Dor emocional desnecessária

sexta-feira, 17 de março de 2017

Muito do que influencia a maneira como vivemos e nos relacionamentos com as pessoas tem a ver com motivações e memórias inconscientes. Lembra a última vez em que você foi apresentado a alguém e sentiu uma espécie de rejeição? Você nunca havia visto aquele indivíduo, mas sentiu isto. Algo tocou em seu inconsciente ao ver a pessoa, ou ao ouvi-la falar, e veio aquela emoção. Isto é um fator gatilho.

Fator gatilho, ou simplesmente gatilho, em relações humanas é aquilo que ativa reações cognitivas (pensamentos) e emotivas (sentimentos) a partir de um estímulo em relação a uma outra pessoa, lembrança, fato, que podem ser agradáveis e desagradáveis.

Vamos supor que você tenha sido criado num ambiente familiar na sua infância com um pai agressivo verbalmente, irritadiço, autoritário. Isto produzia sofrimento em sua mente. Ao chegar na vida adulta, ao se relacionar com alguém autoritário, ou ao interpretar uma fala de alguém como agressiva e pessoal, sua mente reage com irritação, ansiedade, medo, tristeza, culpa, vergonha. Naquele momento podem surgir também sintomas físicos como tensão na nuca, aperto no peito, dor na barriga, etc.

Você não estava pensando na infância, não estava trazendo à memória as cenas dolorosas que viveu com as atitudes duras do seu pai, não estava revivenciando o sentimento desagradável daquela época. Tudo isto estava no seu inconsciente, mas no momento em que alguém (um colega de trabalho, seu cônjuge, um filho, seu patrão, um irmão ou irmã, etc) disse algo que sua mente recebeu e absorveu como autoritarismo ou agressividade verbal, esta atitude desta pessoa é o fator gatilho que dispara imediatamente uma reação no seu corpo e mente.

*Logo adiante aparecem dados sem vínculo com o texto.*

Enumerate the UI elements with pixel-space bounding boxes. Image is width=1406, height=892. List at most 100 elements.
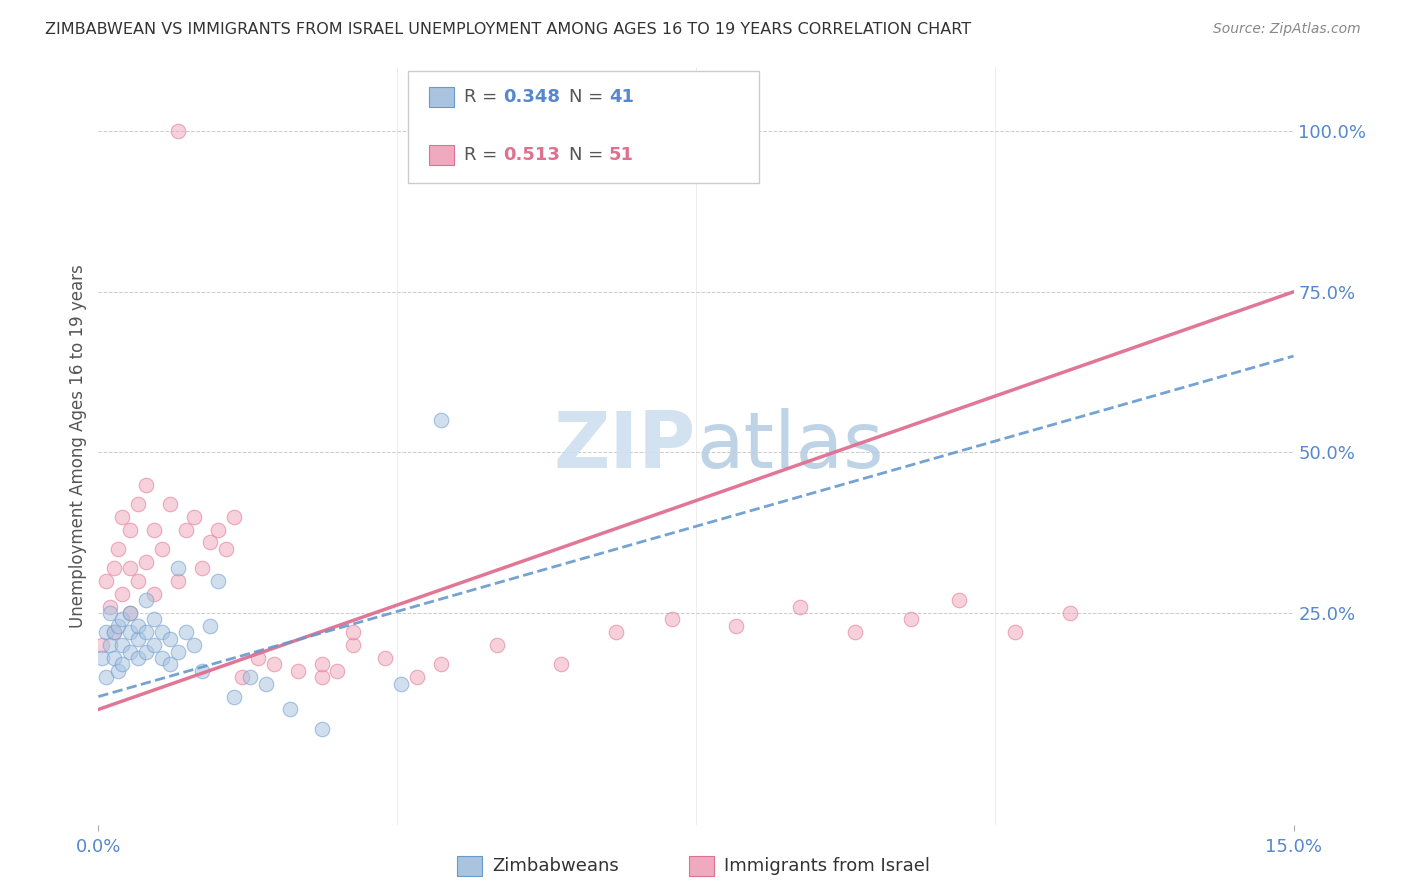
Text: R =: R =: [464, 146, 503, 164]
Point: [231, 670, 253, 684]
Text: 41: 41: [609, 88, 634, 106]
Point: [120, 561, 142, 575]
Point: [103, 651, 125, 665]
Point: [111, 587, 134, 601]
Point: [150, 541, 173, 556]
Point: [103, 561, 125, 575]
Point: [374, 651, 396, 665]
Point: [191, 561, 214, 575]
Text: N =: N =: [569, 146, 609, 164]
Point: [96, 625, 118, 640]
Point: [150, 651, 173, 665]
Point: [91, 638, 114, 652]
Point: [135, 555, 157, 569]
Point: [159, 632, 181, 646]
Point: [107, 664, 129, 678]
Point: [183, 638, 205, 652]
Point: [311, 722, 333, 736]
Point: [143, 587, 166, 601]
Point: [222, 509, 245, 524]
Point: [111, 657, 134, 672]
Point: [167, 561, 190, 575]
Point: [127, 632, 149, 646]
Point: [135, 477, 157, 491]
Point: [120, 606, 142, 620]
Point: [98, 599, 122, 614]
Point: [198, 619, 221, 633]
Point: [430, 413, 453, 427]
Point: [844, 625, 866, 640]
Point: [120, 606, 142, 620]
Point: [96, 670, 118, 684]
Point: [150, 625, 173, 640]
Point: [215, 541, 238, 556]
Point: [724, 619, 747, 633]
Point: [174, 625, 197, 640]
Point: [120, 625, 142, 640]
Point: [430, 657, 453, 672]
Point: [789, 599, 811, 614]
Point: [111, 612, 134, 626]
Point: [159, 657, 181, 672]
Point: [278, 702, 301, 716]
Point: [342, 625, 364, 640]
Point: [263, 657, 285, 672]
Point: [167, 574, 190, 588]
Text: R =: R =: [464, 88, 503, 106]
Point: [107, 541, 129, 556]
Point: [239, 670, 262, 684]
Point: [222, 690, 245, 704]
Point: [143, 523, 166, 537]
Point: [1004, 625, 1026, 640]
Point: [661, 612, 683, 626]
Point: [948, 593, 970, 607]
Text: atlas: atlas: [696, 408, 883, 484]
Point: [127, 651, 149, 665]
Point: [406, 670, 429, 684]
Point: [103, 625, 125, 640]
Point: [174, 523, 197, 537]
Point: [207, 574, 229, 588]
Point: [135, 645, 157, 659]
Point: [120, 645, 142, 659]
Point: [111, 638, 134, 652]
Point: [900, 612, 922, 626]
Text: N =: N =: [569, 88, 609, 106]
Y-axis label: Unemployment Among Ages 16 to 19 years: Unemployment Among Ages 16 to 19 years: [69, 264, 87, 628]
Point: [91, 651, 114, 665]
Point: [159, 497, 181, 511]
Point: [287, 664, 309, 678]
Point: [143, 612, 166, 626]
Point: [311, 670, 333, 684]
Point: [342, 638, 364, 652]
Point: [107, 619, 129, 633]
Point: [326, 664, 349, 678]
Point: [605, 625, 627, 640]
Text: ZIP: ZIP: [554, 408, 696, 484]
Point: [135, 625, 157, 640]
Point: [127, 497, 149, 511]
Text: 0.513: 0.513: [503, 146, 560, 164]
Point: [246, 651, 269, 665]
Point: [120, 523, 142, 537]
Point: [191, 664, 214, 678]
Text: ZIMBABWEAN VS IMMIGRANTS FROM ISRAEL UNEMPLOYMENT AMONG AGES 16 TO 19 YEARS CORR: ZIMBABWEAN VS IMMIGRANTS FROM ISRAEL UNE…: [45, 22, 972, 37]
Point: [183, 509, 205, 524]
Point: [135, 593, 157, 607]
Point: [254, 677, 277, 691]
Text: Zimbabweans: Zimbabweans: [492, 857, 619, 875]
Text: 0.348: 0.348: [503, 88, 561, 106]
Point: [167, 124, 190, 138]
Point: [143, 638, 166, 652]
Point: [167, 645, 190, 659]
Point: [1059, 606, 1081, 620]
Point: [127, 619, 149, 633]
Point: [98, 638, 122, 652]
Point: [198, 535, 221, 549]
Point: [98, 606, 122, 620]
Point: [207, 523, 229, 537]
Point: [111, 509, 134, 524]
Point: [127, 574, 149, 588]
Point: [485, 638, 508, 652]
Point: [550, 657, 572, 672]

A partir daquele momento pode surgir em sua cabeça aquela emoção que você tinha originalmente lá atrás na infância quando seu pai gritava ou falava impacientemente, que, como escrevi acima, dependendo da pessoa, pode ser irritação, ansiedade, medo, tristeza, culpa, vergonha.

Se na vida atual você não parar na hora para refletir e analisar o impacto da atitude da pessoa sobre seu psiquismo (pensamento e sentimento), este fator gatilho poderá disparar estas reações em sua pessoa e qual será a consequência? Depende. Você poderá se sentir mal, perder a serenidade, poderá partir para revidar a suposta agressividade, ou se entristecerá, etc.

Nem sempre uma atitude mais firme de alguém, uma forma de falar mais dura é realmente agressividade da pessoa contra você. Mas como, no exemplo que estou dando, em seu inconsciente há as cicatrizes das feridas emocionais vividas com seu pai na infância, esta atitude atual da pessoa atinge tais cicatrizes e pode “sangrar” de novo. Ou seja, você pode sentir emoções dolorosas parecidas com as que sentiu na infância, e agora sem necessidade.

Por que sem necessidade agora? Primeiro porque a outra pessoa pode não ter tido nenhuma intenção de lhe ferir e pode ser um jeito mais duro dela falar, e segundo porque pode ter sido somente o “susto”, o gatilho que disparou a resposta emocional exagerada porque tocou na memória da dor passada.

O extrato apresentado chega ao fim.